General Mikael Melkonian, head of the external relations department at the Armenian Defense Ministry, said a 30-strong platoon of Armenia’s Greek-trained peace-keeping battalion will serve in the territory under a United Nations mandate.
Kosovo, a former autonomous region in the Yugoslav republic of Serbia, has been run as a U.N. protectorate since 1999 when NATO bombing ended Serbian crackdown on its predominantly ethnic Albanian population.
“We are happy to announce that Armenia will soon join those countries of the world that participate in peace-keeping operations,” Melkonian said. The announcement came at a special event organized by the UN office in Yerevan to mark the Peacekeeper’s Day, a UN holiday.
The UN peace-keeping force currently numbers some 37,000 soldiers from 89 countries deployed in 14 hot spots around the world.
That Armenia will dispatch peace-keepers to Kosovo was first publicly announced by NATO Secretary General George Robertson during his visit to Yerevan earlier this month. Robertson welcomed the Armenian government’s readiness to commit troops for multinational missions abroad.

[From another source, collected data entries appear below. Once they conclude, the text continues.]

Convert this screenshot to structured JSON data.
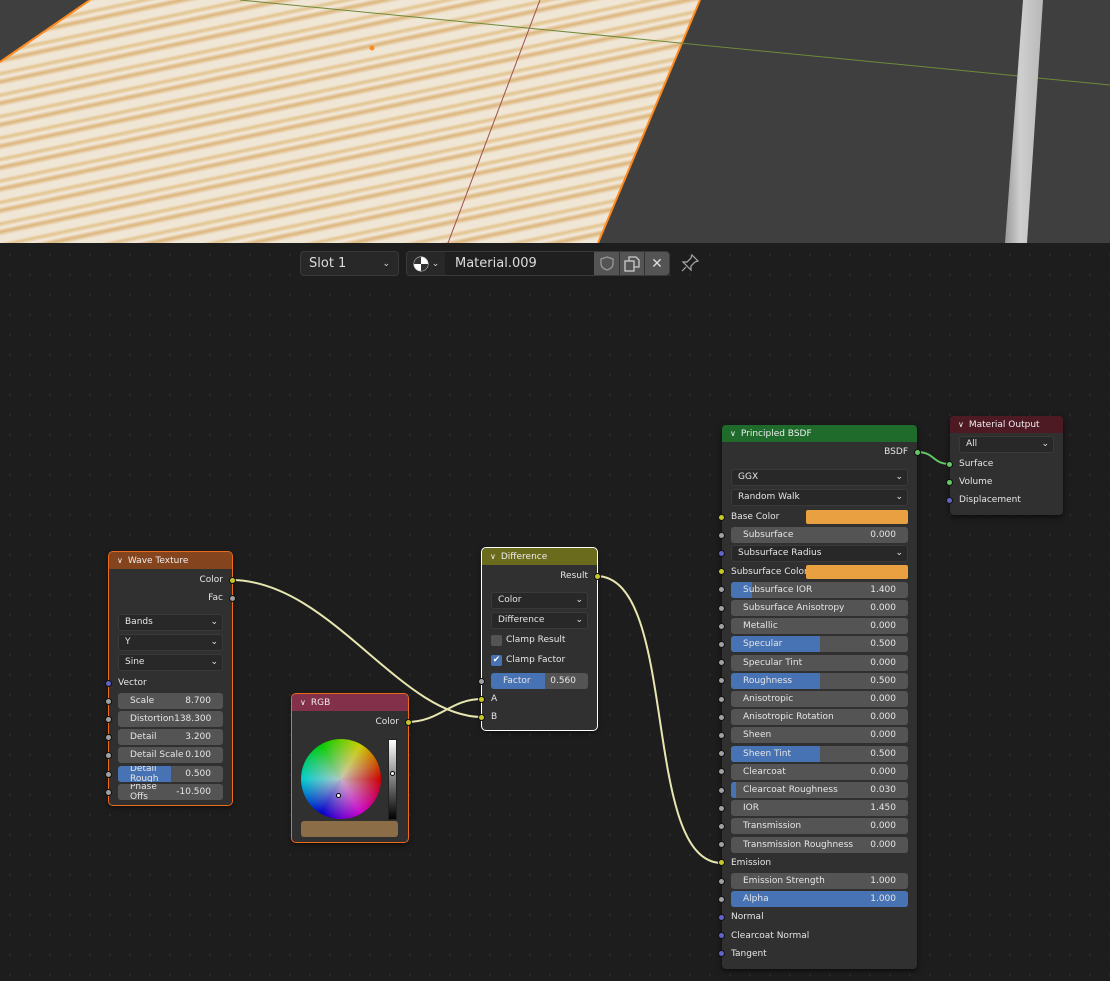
{
  "header": {
    "slot": "Slot 1",
    "material_name": "Material.009",
    "icons": [
      "material-sphere-icon",
      "shield-fake-user-icon",
      "duplicate-icon",
      "close-icon",
      "pin-icon"
    ]
  },
  "colors": {
    "yellow": "#c7c729",
    "gray": "#a1a1a1",
    "purple": "#6363c7",
    "green": "#63c763",
    "accent": "#4772b3",
    "selected": "#ed6a1f"
  },
  "nodes": [
    {
      "id": "wave",
      "title": "Wave Texture",
      "header_color": "#84441e",
      "rows": [
        {
          "t": "out",
          "label": "Color",
          "sock": "yellow"
        },
        {
          "t": "out",
          "label": "Fac",
          "sock": "gray"
        },
        {
          "t": "dd",
          "label": "Bands"
        },
        {
          "t": "dd",
          "label": "Y"
        },
        {
          "t": "dd",
          "label": "Sine"
        },
        {
          "t": "in",
          "label": "Vector",
          "sock": "purple"
        },
        {
          "t": "field",
          "label": "Scale",
          "value": "8.700",
          "sock": "gray"
        },
        {
          "t": "field",
          "label": "Distortion",
          "value": "138.300",
          "sock": "gray"
        },
        {
          "t": "field",
          "label": "Detail",
          "value": "3.200",
          "sock": "gray"
        },
        {
          "t": "field",
          "label": "Detail Scale",
          "value": "0.100",
          "sock": "gray"
        },
        {
          "t": "field",
          "label": "Detail Rough",
          "value": "0.500",
          "sock": "gray",
          "fill": 0.5
        },
        {
          "t": "field",
          "label": "Phase Offs",
          "value": "-10.500",
          "sock": "gray"
        }
      ]
    },
    {
      "id": "rgb",
      "title": "RGB",
      "header_color": "#83314a",
      "swatch": "#8b6e48",
      "rows": [
        {
          "t": "out",
          "label": "Color",
          "sock": "yellow"
        }
      ]
    },
    {
      "id": "diff",
      "title": "Difference",
      "header_color": "#6b6b1d",
      "rows": [
        {
          "t": "out",
          "label": "Result",
          "sock": "yellow"
        },
        {
          "t": "dd",
          "label": "Color"
        },
        {
          "t": "dd",
          "label": "Difference"
        },
        {
          "t": "cb",
          "label": "Clamp Result",
          "checked": false
        },
        {
          "t": "cb",
          "label": "Clamp Factor",
          "checked": true
        },
        {
          "t": "field",
          "label": "Factor",
          "value": "0.560",
          "sock": "gray",
          "fill": 0.56
        },
        {
          "t": "in",
          "label": "A",
          "sock": "yellow"
        },
        {
          "t": "in",
          "label": "B",
          "sock": "yellow"
        }
      ]
    },
    {
      "id": "bsdf",
      "title": "Principled BSDF",
      "header_color": "#1e6b2c",
      "rows": [
        {
          "t": "out",
          "label": "BSDF",
          "sock": "green"
        },
        {
          "t": "dd",
          "label": "GGX"
        },
        {
          "t": "dd",
          "label": "Random Walk"
        },
        {
          "t": "color",
          "label": "Base Color",
          "sock": "yellow",
          "color": "#e8a040"
        },
        {
          "t": "field",
          "label": "Subsurface",
          "value": "0.000",
          "sock": "gray"
        },
        {
          "t": "dd",
          "label": "Subsurface Radius",
          "sock": "purple"
        },
        {
          "t": "color",
          "label": "Subsurface Color",
          "sock": "yellow",
          "color": "#e8a040"
        },
        {
          "t": "field",
          "label": "Subsurface IOR",
          "value": "1.400",
          "sock": "gray",
          "fill": 0.12
        },
        {
          "t": "field",
          "label": "Subsurface Anisotropy",
          "value": "0.000",
          "sock": "gray"
        },
        {
          "t": "field",
          "label": "Metallic",
          "value": "0.000",
          "sock": "gray"
        },
        {
          "t": "field",
          "label": "Specular",
          "value": "0.500",
          "sock": "gray",
          "fill": 0.5
        },
        {
          "t": "field",
          "label": "Specular Tint",
          "value": "0.000",
          "sock": "gray"
        },
        {
          "t": "field",
          "label": "Roughness",
          "value": "0.500",
          "sock": "gray",
          "fill": 0.5
        },
        {
          "t": "field",
          "label": "Anisotropic",
          "value": "0.000",
          "sock": "gray"
        },
        {
          "t": "field",
          "label": "Anisotropic Rotation",
          "value": "0.000",
          "sock": "gray"
        },
        {
          "t": "field",
          "label": "Sheen",
          "value": "0.000",
          "sock": "gray"
        },
        {
          "t": "field",
          "label": "Sheen Tint",
          "value": "0.500",
          "sock": "gray",
          "fill": 0.5
        },
        {
          "t": "field",
          "label": "Clearcoat",
          "value": "0.000",
          "sock": "gray"
        },
        {
          "t": "field",
          "label": "Clearcoat Roughness",
          "value": "0.030",
          "sock": "gray",
          "fill": 0.03
        },
        {
          "t": "field",
          "label": "IOR",
          "value": "1.450",
          "sock": "gray"
        },
        {
          "t": "field",
          "label": "Transmission",
          "value": "0.000",
          "sock": "gray"
        },
        {
          "t": "field",
          "label": "Transmission Roughness",
          "value": "0.000",
          "sock": "gray"
        },
        {
          "t": "in",
          "label": "Emission",
          "sock": "yellow"
        },
        {
          "t": "field",
          "label": "Emission Strength",
          "value": "1.000",
          "sock": "gray"
        },
        {
          "t": "field",
          "label": "Alpha",
          "value": "1.000",
          "sock": "gray",
          "fill": 1.0
        },
        {
          "t": "in",
          "label": "Normal",
          "sock": "purple"
        },
        {
          "t": "in",
          "label": "Clearcoat Normal",
          "sock": "purple"
        },
        {
          "t": "in",
          "label": "Tangent",
          "sock": "purple"
        }
      ]
    },
    {
      "id": "out",
      "title": "Material Output",
      "header_color": "#4d1a24",
      "rows": [
        {
          "t": "dd",
          "label": "All"
        },
        {
          "t": "in",
          "label": "Surface",
          "sock": "green"
        },
        {
          "t": "in",
          "label": "Volume",
          "sock": "green"
        },
        {
          "t": "in",
          "label": "Displacement",
          "sock": "purple"
        }
      ]
    }
  ]
}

It is expected that the Armenians will be a part of the Greek peace-keeping contingent in Kosovo. Greece has played a key role in the formation of the Armenian peace-keeping battalion by providing substantial technical and financial support. More than 50 Armenian servicemen have undergone special training in Greece.
The battalion, which took part in NATO-led military exercises in Georgia last year, has also received assistance from the United States. Its commander, Captain Artak Tonoyan, told RFE/RL that that the unit currently has only one company of about a hundred soldiers and officers. He said a second company will be formed in the near future.
The Armenian military recruits personnel for the battalion on the contractual basis. The peace-keepers must have already served in the armed forces. Basic knowledge of English is also a requirement.